The trouble is, the Silicon Valley tech bro scene is extraordinarily insular and epistemically closed. So they don’t have many people forcing them beyond their intro 101 level understanding of the “cognitive tasks a human can do” in the humanities.

But there’s also an incentive towards exuberant narratives and over-confidence deeply embedded in the business model of Silicon Valley. In many ways, Silicon Valley looks less like capitalism and more like a nonprofit. The way you get rich isn’t to sell products to consumers, because you’re likely giving away your product for free, and your customers wouldn’t pay for it if you tried to charge them. If you’re a startup, and not FAANG, the way you pay your bills is to convince someone who’s already rich to give you money. Maybe that’s a venture capital investment, but if you want to get really rich yourself, it’s selling your business to one of the big guys.

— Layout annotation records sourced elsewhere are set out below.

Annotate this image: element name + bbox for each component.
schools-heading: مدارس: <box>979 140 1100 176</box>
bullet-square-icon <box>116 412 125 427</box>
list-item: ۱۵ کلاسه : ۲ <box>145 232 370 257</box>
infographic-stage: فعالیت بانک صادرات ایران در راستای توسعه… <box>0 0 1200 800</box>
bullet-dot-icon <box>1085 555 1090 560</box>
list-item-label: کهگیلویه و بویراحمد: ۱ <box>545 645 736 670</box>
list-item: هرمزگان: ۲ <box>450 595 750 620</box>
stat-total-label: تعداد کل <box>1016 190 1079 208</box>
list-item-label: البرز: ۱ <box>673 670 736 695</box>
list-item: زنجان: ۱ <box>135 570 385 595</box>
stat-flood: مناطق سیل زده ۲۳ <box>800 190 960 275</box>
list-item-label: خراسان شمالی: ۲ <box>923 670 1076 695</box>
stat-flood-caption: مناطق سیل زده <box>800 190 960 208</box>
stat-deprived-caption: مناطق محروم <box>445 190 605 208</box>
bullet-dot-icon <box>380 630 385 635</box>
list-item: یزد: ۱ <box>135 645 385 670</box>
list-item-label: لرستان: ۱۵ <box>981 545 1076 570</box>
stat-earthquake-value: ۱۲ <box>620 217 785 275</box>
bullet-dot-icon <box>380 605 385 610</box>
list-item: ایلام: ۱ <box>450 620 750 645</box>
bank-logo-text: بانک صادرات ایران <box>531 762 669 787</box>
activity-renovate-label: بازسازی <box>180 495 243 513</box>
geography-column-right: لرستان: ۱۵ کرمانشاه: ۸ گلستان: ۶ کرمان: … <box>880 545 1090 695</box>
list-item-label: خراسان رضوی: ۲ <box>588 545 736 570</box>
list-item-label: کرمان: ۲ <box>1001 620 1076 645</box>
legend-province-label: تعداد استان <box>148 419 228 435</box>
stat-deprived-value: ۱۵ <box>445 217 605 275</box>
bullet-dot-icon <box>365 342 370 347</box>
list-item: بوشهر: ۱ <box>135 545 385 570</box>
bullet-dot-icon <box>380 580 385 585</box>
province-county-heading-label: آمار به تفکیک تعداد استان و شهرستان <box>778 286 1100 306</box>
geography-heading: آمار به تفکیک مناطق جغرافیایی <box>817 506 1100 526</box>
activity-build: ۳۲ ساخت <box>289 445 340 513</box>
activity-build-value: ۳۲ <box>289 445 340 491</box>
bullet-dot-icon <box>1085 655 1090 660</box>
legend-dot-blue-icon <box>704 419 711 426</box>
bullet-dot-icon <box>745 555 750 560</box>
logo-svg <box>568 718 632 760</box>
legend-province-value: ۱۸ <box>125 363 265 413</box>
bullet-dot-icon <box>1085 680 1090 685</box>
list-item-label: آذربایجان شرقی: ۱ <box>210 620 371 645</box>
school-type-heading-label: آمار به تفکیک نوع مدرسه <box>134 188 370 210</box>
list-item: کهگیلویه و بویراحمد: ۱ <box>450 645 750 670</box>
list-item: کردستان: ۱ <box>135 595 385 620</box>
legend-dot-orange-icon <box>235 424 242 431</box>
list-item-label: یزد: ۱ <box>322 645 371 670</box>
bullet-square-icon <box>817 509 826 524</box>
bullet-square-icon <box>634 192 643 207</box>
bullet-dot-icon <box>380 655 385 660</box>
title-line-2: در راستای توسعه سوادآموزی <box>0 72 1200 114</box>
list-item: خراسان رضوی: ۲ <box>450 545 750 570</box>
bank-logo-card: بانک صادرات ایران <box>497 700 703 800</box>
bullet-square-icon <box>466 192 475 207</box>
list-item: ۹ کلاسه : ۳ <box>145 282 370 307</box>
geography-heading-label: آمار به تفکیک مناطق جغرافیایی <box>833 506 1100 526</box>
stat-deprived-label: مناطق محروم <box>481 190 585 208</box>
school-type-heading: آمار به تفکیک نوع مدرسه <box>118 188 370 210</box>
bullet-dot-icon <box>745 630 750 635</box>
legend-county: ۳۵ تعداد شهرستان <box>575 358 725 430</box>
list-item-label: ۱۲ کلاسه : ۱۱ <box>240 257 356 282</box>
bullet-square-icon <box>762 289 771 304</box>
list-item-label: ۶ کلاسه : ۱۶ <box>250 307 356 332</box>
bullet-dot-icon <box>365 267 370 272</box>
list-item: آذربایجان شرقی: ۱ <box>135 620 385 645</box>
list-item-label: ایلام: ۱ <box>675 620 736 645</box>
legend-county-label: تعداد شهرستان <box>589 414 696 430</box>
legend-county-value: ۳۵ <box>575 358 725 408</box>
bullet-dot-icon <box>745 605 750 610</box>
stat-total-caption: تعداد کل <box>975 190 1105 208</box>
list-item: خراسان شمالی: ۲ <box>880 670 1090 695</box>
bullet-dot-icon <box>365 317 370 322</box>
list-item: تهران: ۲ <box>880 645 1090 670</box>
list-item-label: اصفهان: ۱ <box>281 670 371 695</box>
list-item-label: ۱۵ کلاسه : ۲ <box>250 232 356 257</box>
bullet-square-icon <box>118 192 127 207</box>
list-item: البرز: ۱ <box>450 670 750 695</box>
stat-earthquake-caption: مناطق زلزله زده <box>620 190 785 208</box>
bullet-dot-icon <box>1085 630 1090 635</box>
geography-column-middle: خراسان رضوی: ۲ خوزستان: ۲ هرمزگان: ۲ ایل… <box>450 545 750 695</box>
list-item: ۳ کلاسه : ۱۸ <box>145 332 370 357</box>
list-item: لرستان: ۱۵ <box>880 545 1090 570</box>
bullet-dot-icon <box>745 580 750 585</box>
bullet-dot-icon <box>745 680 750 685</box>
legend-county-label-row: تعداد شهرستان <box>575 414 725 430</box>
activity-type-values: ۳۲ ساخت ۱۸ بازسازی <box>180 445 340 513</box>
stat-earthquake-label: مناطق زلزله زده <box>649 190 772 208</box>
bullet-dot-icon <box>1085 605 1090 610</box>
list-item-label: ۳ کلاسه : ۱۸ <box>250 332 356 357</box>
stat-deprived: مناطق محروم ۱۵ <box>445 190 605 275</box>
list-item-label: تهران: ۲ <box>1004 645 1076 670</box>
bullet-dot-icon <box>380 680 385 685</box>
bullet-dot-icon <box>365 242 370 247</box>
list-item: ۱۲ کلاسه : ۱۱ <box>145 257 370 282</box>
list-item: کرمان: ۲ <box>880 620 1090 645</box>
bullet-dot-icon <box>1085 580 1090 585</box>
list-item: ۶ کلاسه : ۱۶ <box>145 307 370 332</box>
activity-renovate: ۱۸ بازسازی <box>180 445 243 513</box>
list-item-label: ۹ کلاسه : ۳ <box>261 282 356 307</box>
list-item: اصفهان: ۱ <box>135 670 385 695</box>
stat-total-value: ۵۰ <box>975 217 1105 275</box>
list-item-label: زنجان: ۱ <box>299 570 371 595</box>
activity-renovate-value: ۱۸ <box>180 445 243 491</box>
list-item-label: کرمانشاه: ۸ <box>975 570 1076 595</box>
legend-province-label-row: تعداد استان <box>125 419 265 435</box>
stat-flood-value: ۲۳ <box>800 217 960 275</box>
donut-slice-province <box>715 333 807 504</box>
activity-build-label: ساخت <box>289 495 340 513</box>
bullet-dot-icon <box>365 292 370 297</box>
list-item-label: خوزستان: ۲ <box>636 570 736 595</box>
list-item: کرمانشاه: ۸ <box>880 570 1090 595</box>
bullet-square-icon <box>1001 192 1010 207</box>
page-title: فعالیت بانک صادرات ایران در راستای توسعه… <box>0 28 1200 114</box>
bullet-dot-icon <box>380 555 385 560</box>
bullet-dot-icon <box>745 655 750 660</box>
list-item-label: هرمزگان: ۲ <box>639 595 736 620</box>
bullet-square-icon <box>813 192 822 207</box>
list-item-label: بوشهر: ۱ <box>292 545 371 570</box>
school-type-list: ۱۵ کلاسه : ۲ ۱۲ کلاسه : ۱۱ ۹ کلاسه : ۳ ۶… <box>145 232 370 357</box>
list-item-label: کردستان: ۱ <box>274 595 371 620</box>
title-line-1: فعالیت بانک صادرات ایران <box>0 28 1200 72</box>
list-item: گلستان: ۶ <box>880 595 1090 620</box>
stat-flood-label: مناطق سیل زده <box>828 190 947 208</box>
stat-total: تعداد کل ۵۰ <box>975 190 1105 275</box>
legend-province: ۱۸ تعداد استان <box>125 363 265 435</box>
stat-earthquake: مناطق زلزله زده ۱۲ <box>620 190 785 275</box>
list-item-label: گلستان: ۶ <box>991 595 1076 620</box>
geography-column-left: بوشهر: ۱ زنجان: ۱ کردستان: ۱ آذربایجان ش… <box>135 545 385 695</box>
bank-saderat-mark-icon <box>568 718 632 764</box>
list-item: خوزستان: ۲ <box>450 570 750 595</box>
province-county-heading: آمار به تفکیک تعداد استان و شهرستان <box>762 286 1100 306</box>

You’re not selling a product to a consumer, but selling a story to someone who believes in it, and values it enough to put money towards it. That story of how you can change the world could be true, of course. Plenty of nonprofits have a real and worthwhile impact. But it’s not the same as getting a customer to buy a product at retail. Instead, you’re selling a vision and then a story of how you’ll achieve it. This is the case if you go to a VC, it’s the case if you get a larger firm to buy you, and it’s the case if you’re talking ordinary investors into buying your stock. (Tesla’s stock price is plummeting because Musk’s brand has made Tesla’s brand toxic. But Tesla’s corporate board can’t get rid of him, because investors bought Tesla’s stock—and pumped it to clearly overvalued levels—precisely because they believe in the myth of Musk as a world-historical innovator who will, any day now, unleash the innovations that’ll bring unlimited profits.)

What this means for AI is that, even if the tech bros recognized how far their models are from writing great fiction or solving the trolley problem, they couldn’t admit as much, because it would deflate the narrative they need to sell.

Roose acknowledges this when he writes, “Maybe we should discount these predictions. After all, A.I. executives stand to profit from inflated A.G.I. hype, and might have incentives to exaggerate.” But that only gets to the second of the two points above. When it’s combined with the first, the lack of deep understanding of domains of knowledge outside their narrow expertise alongside an “I thought of it, so it must be brilliant” perspective, you get a culture where all ideas are big ideas—and all big ideas are unexamined.